Even though while the cubs are very small their mother will return to them very regularly, sometimes twice a day, the affection they have for her and their excitement at each return is evident. A tender moment between mother and cub
The cubs were moved within a fortnight to a different den site, this time a large clump of boulders within a tamboti grove. The hole in which the cubs hid when their mother was out hunting was in the bottom of the tree on the left of the picture. Their uncertainty where vehicles are concerned is still clear here, as they peep cautiously out into the open.
A further relocating of the litter by the Mashaba female took them to a relatively inaccessible den on the banks of Winnis’ Donga. Their hiding place here was a hollow leadwood log, a refuge almost unassailable by another predator. Glimpses through the dense vegetation were the only views we were able to achieve.

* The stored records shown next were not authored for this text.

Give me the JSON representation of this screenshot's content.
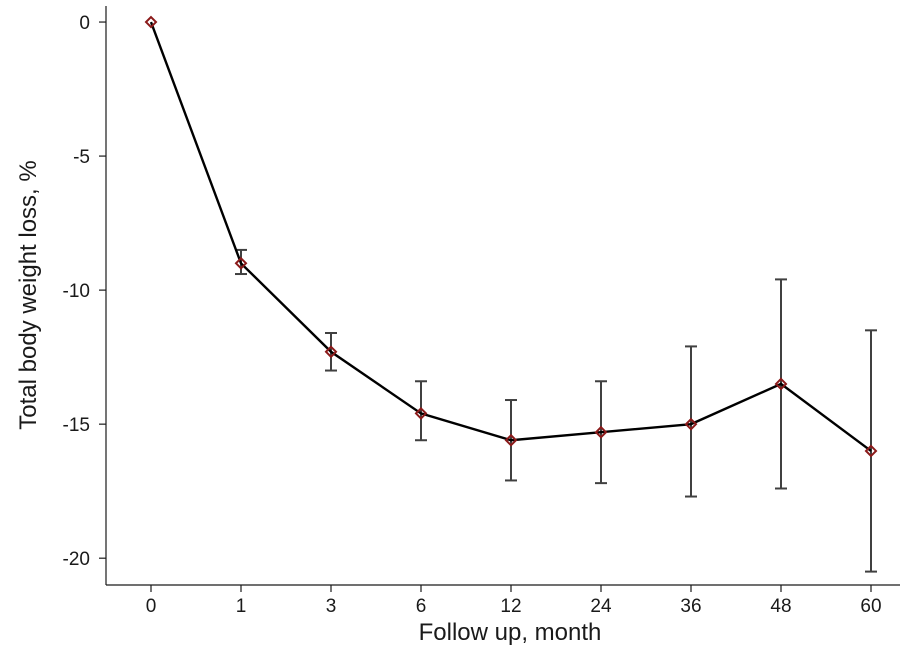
{
  "chart_data": {
    "type": "line",
    "xlabel": "Follow up, month",
    "ylabel": "Total body weight loss, %",
    "categories": [
      "0",
      "1",
      "3",
      "6",
      "12",
      "24",
      "36",
      "48",
      "60"
    ],
    "ylim": [
      -21,
      0.3
    ],
    "yticks": [
      0,
      -5,
      -10,
      -15,
      -20
    ],
    "grid": false,
    "series": [
      {
        "values": [
          0,
          -9.0,
          -12.3,
          -14.6,
          -15.6,
          -15.3,
          -15.0,
          -13.5,
          -16.0
        ],
        "error_upper": [
          0,
          -8.5,
          -11.6,
          -13.4,
          -14.1,
          -13.4,
          -12.1,
          -9.6,
          -11.5
        ],
        "error_lower": [
          0,
          -9.4,
          -13.0,
          -15.6,
          -17.1,
          -17.2,
          -17.7,
          -17.4,
          -20.5
        ]
      }
    ],
    "colors": {
      "line": "#000000",
      "marker": "#8b1a1a",
      "error_bar": "#404040"
    }
  }
}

Eventually the cubs were taken to their first kill, documented recently, at which ranger Kevin Power recorded his once-in-a-lifetime footage. The second kill they were taken to was an impala ewe hoisted in this Schotia tree. The tree was situated on the banks of a sandy drainage line, and a combination of the open branch pictured here and the sand below provided some amazing viewing for three days as the cubs finally relaxed in the presence of vehicles.
Both cubs ascended the tree to take advantage of the morning sun’s warming rays and to have a bath from their mother. If one looks closely, a little bit of blood is evident on the muzzle of the cub being cleaned, indicating that it had just been feeding on the kill.

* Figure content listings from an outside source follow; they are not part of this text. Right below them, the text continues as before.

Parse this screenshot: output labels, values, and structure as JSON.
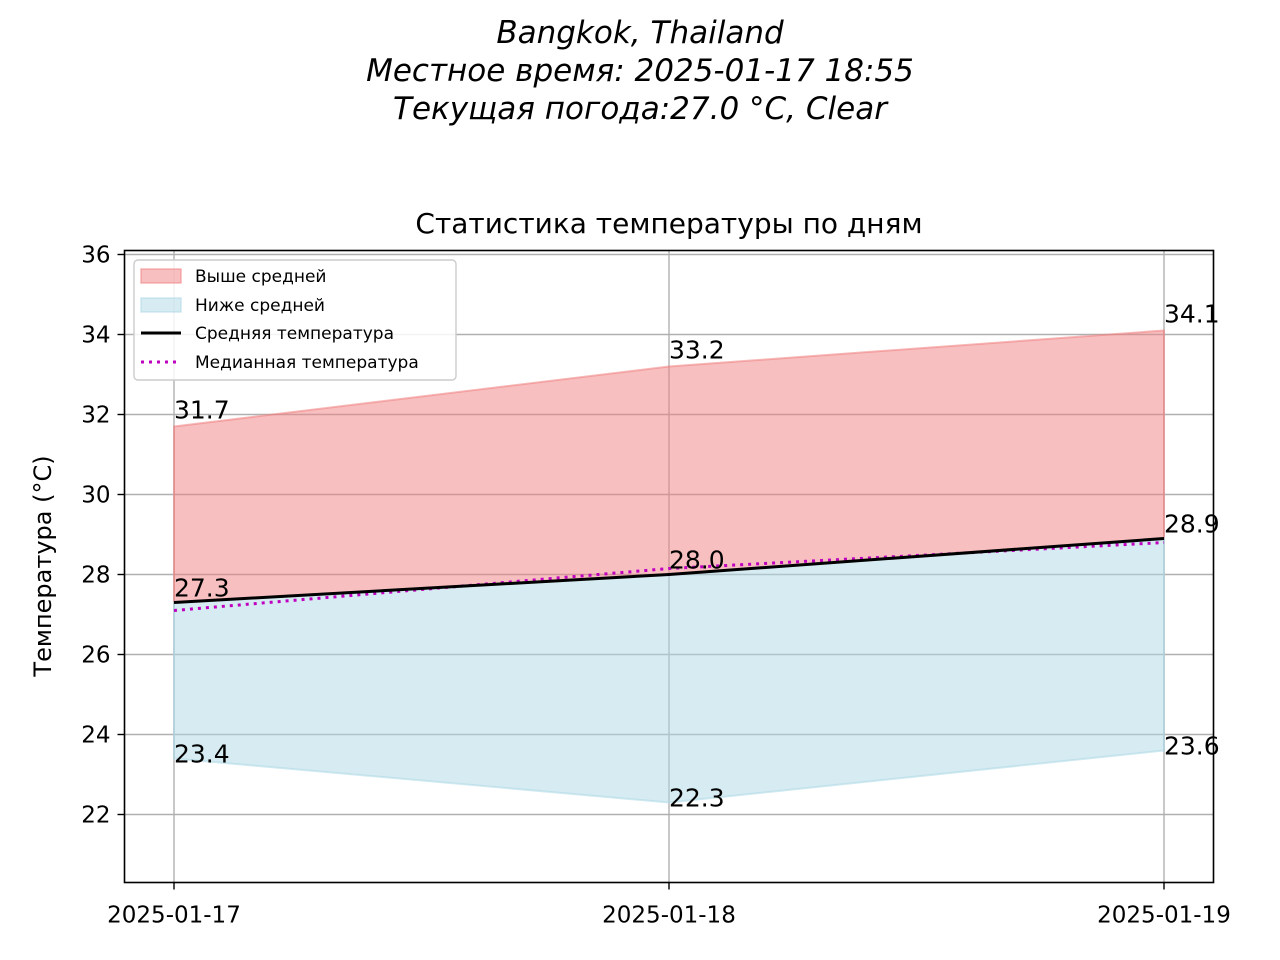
{
  "header": {
    "location": "Bangkok, Thailand",
    "local_time": "Местное время: 2025-01-17 18:55",
    "current_weather": "Текущая погода:27.0 °C, Clear"
  },
  "colors": {
    "above_fill": "#f08080",
    "below_fill": "#add8e6",
    "mean_line": "#000000",
    "median_line": "#bf00bf",
    "grid": "#b0b0b0"
  },
  "chart_data": {
    "type": "area",
    "title": "Статистика температуры по дням",
    "xlabel": "",
    "ylabel": "Температура (°C)",
    "categories": [
      "2025-01-17",
      "2025-01-18",
      "2025-01-19"
    ],
    "ylim": [
      20.3,
      36.1
    ],
    "yticks": [
      22,
      24,
      26,
      28,
      30,
      32,
      34,
      36
    ],
    "grid": true,
    "legend_position": "top-left",
    "series": [
      {
        "name": "Выше средней",
        "kind": "fill_between",
        "lower": [
          27.3,
          28.0,
          28.9
        ],
        "upper": [
          31.7,
          33.2,
          34.1
        ]
      },
      {
        "name": "Ниже средней",
        "kind": "fill_between",
        "lower": [
          23.4,
          22.3,
          23.6
        ],
        "upper": [
          27.3,
          28.0,
          28.9
        ]
      },
      {
        "name": "Средняя температура",
        "kind": "line",
        "values": [
          27.3,
          28.0,
          28.9
        ]
      },
      {
        "name": "Медианная температура",
        "kind": "dotted_line",
        "values": [
          27.1,
          28.15,
          28.8
        ]
      }
    ],
    "annotations": {
      "max": [
        "31.7",
        "33.2",
        "34.1"
      ],
      "mean": [
        "27.3",
        "28.0",
        "28.9"
      ],
      "min": [
        "23.4",
        "22.3",
        "23.6"
      ]
    }
  }
}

During the heat of the afternoon these rocks in the shade of the drainage line provided a cool resting place.
Although being taken to kills and eating meat, the cubs are still heavily dependant on their mother’s milk at this age (around 3 months). After nursing and resting for a bit, playtime generally ensues, during which the cubs wrestle with each other, chase their mother’s tail and practice their newly acquired climbing skills.
To our certain knowledge, the Mashaba female recently made eight kills over a period of 15 days. This is a phenomenal record of success, especially as I’m sure there would have been one or two kills unaccounted for that were lost to hyenas before she had a chance to hoist them. Whatever the final number, neither she nor the cubs have been struggling for sustenance over the last fortnight. Sightings of the cubs over this time were generally highly entertaining, as high energy levels meant a lot of activity. Here one of the cubs leaps for the low branches of a gwarrie bush as the Mashaba female waits patiently.

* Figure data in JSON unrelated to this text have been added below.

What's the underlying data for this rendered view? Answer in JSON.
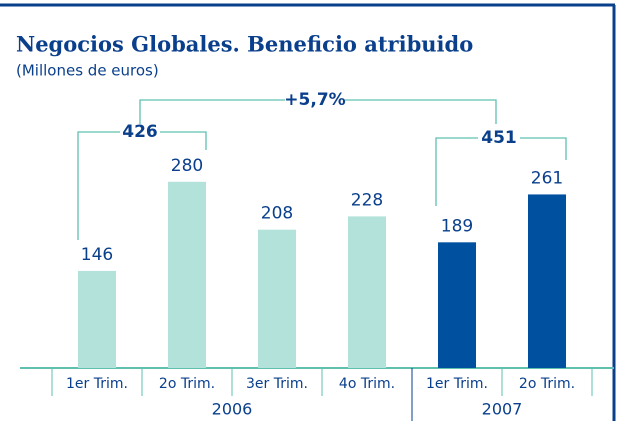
{
  "chart_data": {
    "type": "bar",
    "title": "Negocios Globales. Beneficio atribuido",
    "subtitle": "(Millones de euros)",
    "categories": [
      "1er Trim.",
      "2o Trim.",
      "3er Trim.",
      "4o Trim.",
      "1er Trim.",
      "2o Trim."
    ],
    "series": [
      {
        "name": "2006",
        "color": "#b3e2da",
        "values": [
          146,
          280,
          208,
          228,
          null,
          null
        ]
      },
      {
        "name": "2007",
        "color": "#0050a0",
        "values": [
          null,
          null,
          null,
          null,
          189,
          261
        ]
      }
    ],
    "annotations": [
      "426",
      "451",
      "+5,7%"
    ]
  }
}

Their mother’s tail is a source of non-stop amusement for the cubs, and she indulges them by lashing it around for them to stalk and pounce on, and – if she is feeling generous enough – chew on as well (the cubs already have sharp little teeth). One of the cubs watches its mother’s tail tip like a mongoose watches a cobra.
Play forms an essential part of a young cub’s development. Whether with each other or with their mother, the cubs will remain playful right up until independence and beyond.
We were parked next to this flat rock in the hope that the female would seek the shade and coolness that it offered. We were rewarded when she came and lay down close to the vehicle with the cubs following her without the slightest care. Although they are growing properly accustomed to the Land Rovers’ presence, we are still sensitive to their mood and behaviour, and limit vehicle movement around them.
Happy out in the open when their mother is present, we are hoping for an increase in sightings like this over the next few months.